Depuis 2024, la commune de Bussang mesure la fréquentation de deux de ses sites de pleine nature dans le Massif des Vosges — la rando ferrata de la source de la Moselle et le chalet nordique Luc Colin — avec deux compteurs Kiomda. Objectif : dimensionner les aménagements, à commencer par le parking, sur des chiffres plutôt que sur une impression, et consolider ces données à l'échelle du massif.
À Bussang, la première via ferrata des Vosges surplombe la source de la Moselle, à 715 mètres d'altitude. En contrebas, un grand parking en terre. La question, pour la commune, tenait en une phrase : faut-il le réaménager en entier, ou seulement une partie ?
Sans chiffre de fréquentation, on répond au ressenti — et le ressenti, sur un site de montagne, se trompe souvent de saison. Refaire tout le parking coûte cher et peut s'avérer inutile ; n'en refaire qu'une part suppose de savoir combien de véhicules s'y arrêtent vraiment, et quand. C'est exactement là qu'un compteur devient un outil d'arbitrage.

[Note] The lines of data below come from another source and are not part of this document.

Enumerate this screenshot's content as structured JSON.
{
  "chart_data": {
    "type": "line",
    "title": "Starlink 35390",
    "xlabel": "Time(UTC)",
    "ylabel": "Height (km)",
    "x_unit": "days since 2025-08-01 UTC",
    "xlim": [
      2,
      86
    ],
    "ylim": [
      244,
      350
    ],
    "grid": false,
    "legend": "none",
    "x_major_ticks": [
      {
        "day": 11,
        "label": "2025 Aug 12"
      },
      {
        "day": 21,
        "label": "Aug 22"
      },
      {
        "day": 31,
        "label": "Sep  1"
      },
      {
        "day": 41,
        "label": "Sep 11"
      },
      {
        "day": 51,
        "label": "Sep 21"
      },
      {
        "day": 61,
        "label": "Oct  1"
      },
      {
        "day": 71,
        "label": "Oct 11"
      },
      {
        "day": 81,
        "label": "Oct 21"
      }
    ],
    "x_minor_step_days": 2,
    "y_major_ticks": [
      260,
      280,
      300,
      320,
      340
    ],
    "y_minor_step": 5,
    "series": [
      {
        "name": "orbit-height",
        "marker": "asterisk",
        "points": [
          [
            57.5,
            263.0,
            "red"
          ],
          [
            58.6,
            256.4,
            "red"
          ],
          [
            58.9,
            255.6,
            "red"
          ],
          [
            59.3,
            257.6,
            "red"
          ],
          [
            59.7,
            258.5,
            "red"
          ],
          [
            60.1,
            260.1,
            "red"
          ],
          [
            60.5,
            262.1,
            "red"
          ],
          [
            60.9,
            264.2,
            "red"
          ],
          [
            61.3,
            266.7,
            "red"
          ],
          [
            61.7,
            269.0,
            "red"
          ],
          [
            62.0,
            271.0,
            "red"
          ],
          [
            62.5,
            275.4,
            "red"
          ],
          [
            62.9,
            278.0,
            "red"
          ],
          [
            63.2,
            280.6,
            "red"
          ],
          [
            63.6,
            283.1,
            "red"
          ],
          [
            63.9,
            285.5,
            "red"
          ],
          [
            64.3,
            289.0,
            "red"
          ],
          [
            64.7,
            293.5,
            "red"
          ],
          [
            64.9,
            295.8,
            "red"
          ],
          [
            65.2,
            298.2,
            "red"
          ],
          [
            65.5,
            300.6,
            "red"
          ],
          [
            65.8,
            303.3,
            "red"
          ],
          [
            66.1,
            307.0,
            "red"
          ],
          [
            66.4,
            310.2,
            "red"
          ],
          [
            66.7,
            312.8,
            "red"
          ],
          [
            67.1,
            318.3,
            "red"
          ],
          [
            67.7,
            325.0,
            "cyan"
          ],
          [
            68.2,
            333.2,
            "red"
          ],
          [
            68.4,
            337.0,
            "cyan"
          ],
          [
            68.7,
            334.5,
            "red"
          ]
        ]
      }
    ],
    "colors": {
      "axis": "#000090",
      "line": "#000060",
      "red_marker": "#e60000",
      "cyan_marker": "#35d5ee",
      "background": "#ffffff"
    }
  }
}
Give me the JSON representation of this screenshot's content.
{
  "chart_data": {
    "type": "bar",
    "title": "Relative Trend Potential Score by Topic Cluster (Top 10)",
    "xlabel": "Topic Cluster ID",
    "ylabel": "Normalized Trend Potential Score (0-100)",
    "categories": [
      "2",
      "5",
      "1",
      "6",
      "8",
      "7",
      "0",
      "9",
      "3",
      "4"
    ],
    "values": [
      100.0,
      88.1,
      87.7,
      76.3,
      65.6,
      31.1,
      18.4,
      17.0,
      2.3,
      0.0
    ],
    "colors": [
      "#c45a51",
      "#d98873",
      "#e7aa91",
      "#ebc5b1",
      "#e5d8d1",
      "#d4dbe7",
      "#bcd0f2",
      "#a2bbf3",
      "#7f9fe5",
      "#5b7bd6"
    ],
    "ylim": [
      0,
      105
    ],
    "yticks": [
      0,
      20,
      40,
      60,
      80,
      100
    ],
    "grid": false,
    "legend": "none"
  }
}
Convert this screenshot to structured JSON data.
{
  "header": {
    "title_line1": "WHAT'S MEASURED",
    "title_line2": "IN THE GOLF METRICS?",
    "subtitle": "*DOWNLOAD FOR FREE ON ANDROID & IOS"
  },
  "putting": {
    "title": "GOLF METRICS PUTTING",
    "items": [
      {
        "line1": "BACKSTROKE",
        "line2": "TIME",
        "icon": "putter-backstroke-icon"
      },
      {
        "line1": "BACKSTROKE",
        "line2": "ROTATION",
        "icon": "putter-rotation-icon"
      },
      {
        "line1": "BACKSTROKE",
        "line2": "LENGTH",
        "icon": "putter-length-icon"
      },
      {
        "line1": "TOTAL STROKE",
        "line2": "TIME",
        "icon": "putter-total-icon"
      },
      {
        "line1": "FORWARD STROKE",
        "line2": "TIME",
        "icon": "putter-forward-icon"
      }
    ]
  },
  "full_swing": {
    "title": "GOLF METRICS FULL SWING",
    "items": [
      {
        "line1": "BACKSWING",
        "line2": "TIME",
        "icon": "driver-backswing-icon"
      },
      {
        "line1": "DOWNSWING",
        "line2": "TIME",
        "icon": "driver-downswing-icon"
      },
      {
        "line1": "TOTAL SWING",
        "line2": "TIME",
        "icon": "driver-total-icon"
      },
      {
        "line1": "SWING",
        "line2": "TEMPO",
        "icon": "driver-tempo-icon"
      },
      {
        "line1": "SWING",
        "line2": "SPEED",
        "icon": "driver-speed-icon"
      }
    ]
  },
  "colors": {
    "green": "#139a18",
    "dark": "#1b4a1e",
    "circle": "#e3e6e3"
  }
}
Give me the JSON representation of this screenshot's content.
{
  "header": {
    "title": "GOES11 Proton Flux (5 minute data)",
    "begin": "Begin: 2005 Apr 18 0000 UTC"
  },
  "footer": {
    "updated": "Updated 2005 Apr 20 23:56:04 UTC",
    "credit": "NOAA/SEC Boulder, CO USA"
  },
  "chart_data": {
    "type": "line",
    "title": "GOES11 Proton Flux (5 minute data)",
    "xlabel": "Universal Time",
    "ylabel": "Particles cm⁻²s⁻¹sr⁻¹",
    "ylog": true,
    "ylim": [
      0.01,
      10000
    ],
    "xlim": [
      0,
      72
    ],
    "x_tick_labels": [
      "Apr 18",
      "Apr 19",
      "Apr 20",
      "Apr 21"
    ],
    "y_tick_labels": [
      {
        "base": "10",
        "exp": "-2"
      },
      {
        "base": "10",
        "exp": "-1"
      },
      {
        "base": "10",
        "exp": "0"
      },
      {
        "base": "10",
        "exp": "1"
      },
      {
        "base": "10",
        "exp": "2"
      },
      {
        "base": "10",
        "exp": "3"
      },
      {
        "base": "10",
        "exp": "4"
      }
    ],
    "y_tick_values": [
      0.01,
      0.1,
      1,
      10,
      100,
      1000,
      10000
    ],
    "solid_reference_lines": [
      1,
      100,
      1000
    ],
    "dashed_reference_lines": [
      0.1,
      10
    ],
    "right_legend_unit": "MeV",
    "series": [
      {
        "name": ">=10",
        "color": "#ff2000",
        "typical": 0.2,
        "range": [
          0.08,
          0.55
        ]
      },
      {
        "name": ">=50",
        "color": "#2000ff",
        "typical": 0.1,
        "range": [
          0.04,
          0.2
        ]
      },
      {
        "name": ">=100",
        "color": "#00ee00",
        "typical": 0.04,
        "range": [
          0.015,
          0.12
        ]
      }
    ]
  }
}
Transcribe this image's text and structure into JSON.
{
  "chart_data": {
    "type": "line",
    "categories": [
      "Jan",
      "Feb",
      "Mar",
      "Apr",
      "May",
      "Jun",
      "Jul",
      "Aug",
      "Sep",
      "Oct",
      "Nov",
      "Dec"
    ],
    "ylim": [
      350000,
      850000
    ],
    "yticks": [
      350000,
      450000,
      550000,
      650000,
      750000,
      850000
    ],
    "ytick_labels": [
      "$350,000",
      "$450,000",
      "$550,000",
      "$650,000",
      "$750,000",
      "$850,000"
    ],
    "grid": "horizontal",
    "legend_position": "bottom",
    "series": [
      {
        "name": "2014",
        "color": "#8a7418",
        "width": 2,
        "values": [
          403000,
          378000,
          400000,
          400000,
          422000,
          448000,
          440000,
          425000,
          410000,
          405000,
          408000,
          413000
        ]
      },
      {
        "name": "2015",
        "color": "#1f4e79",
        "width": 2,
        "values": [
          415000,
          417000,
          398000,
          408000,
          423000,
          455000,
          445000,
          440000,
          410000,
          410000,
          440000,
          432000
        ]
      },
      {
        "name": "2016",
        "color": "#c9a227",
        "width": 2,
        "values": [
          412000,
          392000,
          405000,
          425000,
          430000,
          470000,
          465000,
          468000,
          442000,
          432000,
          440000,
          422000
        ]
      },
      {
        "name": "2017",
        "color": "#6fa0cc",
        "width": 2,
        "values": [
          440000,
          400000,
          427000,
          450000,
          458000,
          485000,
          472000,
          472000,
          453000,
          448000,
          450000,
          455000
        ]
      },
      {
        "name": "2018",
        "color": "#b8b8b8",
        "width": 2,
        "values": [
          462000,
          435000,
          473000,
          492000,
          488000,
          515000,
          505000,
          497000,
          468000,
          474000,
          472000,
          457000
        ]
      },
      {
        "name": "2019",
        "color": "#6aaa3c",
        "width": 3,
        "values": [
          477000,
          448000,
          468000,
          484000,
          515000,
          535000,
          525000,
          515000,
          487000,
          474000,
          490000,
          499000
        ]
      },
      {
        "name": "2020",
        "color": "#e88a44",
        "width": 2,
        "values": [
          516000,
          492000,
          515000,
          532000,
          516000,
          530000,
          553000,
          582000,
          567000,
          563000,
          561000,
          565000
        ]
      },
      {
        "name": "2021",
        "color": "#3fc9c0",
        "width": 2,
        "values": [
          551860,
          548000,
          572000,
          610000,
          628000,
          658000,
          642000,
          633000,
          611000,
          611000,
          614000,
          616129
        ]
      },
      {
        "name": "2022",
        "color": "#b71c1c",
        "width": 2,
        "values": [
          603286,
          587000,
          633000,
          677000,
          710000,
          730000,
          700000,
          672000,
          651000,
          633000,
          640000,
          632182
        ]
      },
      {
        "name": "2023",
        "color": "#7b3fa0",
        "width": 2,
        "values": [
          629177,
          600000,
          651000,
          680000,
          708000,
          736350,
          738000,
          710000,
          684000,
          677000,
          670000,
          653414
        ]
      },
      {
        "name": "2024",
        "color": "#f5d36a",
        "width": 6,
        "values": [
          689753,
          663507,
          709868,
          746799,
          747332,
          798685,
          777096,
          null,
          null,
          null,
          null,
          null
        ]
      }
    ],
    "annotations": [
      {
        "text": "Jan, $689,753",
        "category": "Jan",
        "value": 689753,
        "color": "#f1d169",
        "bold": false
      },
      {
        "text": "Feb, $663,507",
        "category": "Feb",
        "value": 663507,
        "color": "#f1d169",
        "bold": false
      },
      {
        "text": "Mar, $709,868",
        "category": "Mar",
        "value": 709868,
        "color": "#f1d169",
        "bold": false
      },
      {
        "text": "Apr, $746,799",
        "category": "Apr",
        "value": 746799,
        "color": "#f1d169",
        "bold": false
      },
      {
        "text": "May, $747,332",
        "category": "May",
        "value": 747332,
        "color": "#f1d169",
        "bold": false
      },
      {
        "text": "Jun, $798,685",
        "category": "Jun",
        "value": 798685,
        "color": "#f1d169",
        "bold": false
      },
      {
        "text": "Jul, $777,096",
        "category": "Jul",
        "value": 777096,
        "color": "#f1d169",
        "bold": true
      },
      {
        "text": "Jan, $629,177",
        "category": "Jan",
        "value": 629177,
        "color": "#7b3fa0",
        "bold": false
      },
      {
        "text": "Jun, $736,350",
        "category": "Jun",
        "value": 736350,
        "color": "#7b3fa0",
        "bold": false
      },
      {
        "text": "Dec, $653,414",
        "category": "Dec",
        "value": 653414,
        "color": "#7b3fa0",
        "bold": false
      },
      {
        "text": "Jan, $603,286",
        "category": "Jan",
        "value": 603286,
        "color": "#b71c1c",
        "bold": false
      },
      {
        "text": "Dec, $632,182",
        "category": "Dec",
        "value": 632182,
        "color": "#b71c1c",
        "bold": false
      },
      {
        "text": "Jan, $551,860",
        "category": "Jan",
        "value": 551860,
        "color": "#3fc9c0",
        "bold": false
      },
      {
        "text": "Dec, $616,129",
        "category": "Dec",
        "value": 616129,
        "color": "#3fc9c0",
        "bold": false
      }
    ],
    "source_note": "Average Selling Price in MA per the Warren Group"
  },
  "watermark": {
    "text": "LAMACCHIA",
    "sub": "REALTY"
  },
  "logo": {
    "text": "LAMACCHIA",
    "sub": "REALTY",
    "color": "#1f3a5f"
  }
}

« On l'utilise pour la rando ferrata, pour avoir le chiffre de fréquentation et aménager le parking en conséquence. Il y a un énorme parking en terre, mais peut-être que tout réaménager n'est pas nécessaire. »
— Sébastien Colin, Commune de Bussang
Le second compteur veille un peu plus loin, au chalet Luc Colin, sur le plateau de Rochelotte : un lieu à double vie, ski de fond et raquettes l'hiver, VTT l'été. Deux saisons, deux publics, un seul site à comprendre. Depuis 2024, les deux boîtiers relèvent les passages piétons par tranches de quinze minutes — de quoi lire non seulement combien, mais quand.
Ces chiffres ne restent pas à Bussang. La commune n'a pas acquis ses compteurs seule : elle répondait à un appel à candidature de la Région Grand Est, dédié au suivi de la fréquentation des espaces naturels et touristiques du Massif des Vosges. Compter, ici, n'est pas qu'un geste local — c'est une pièce d'un puzzle plus large.
« On a acquis les compteurs via l'appel à projet de la Région, pour consolider les données à l'échelle du territoire. Je fais remonter les chiffres à notre contact régional, c'est mentionné dans l'accord de financement. »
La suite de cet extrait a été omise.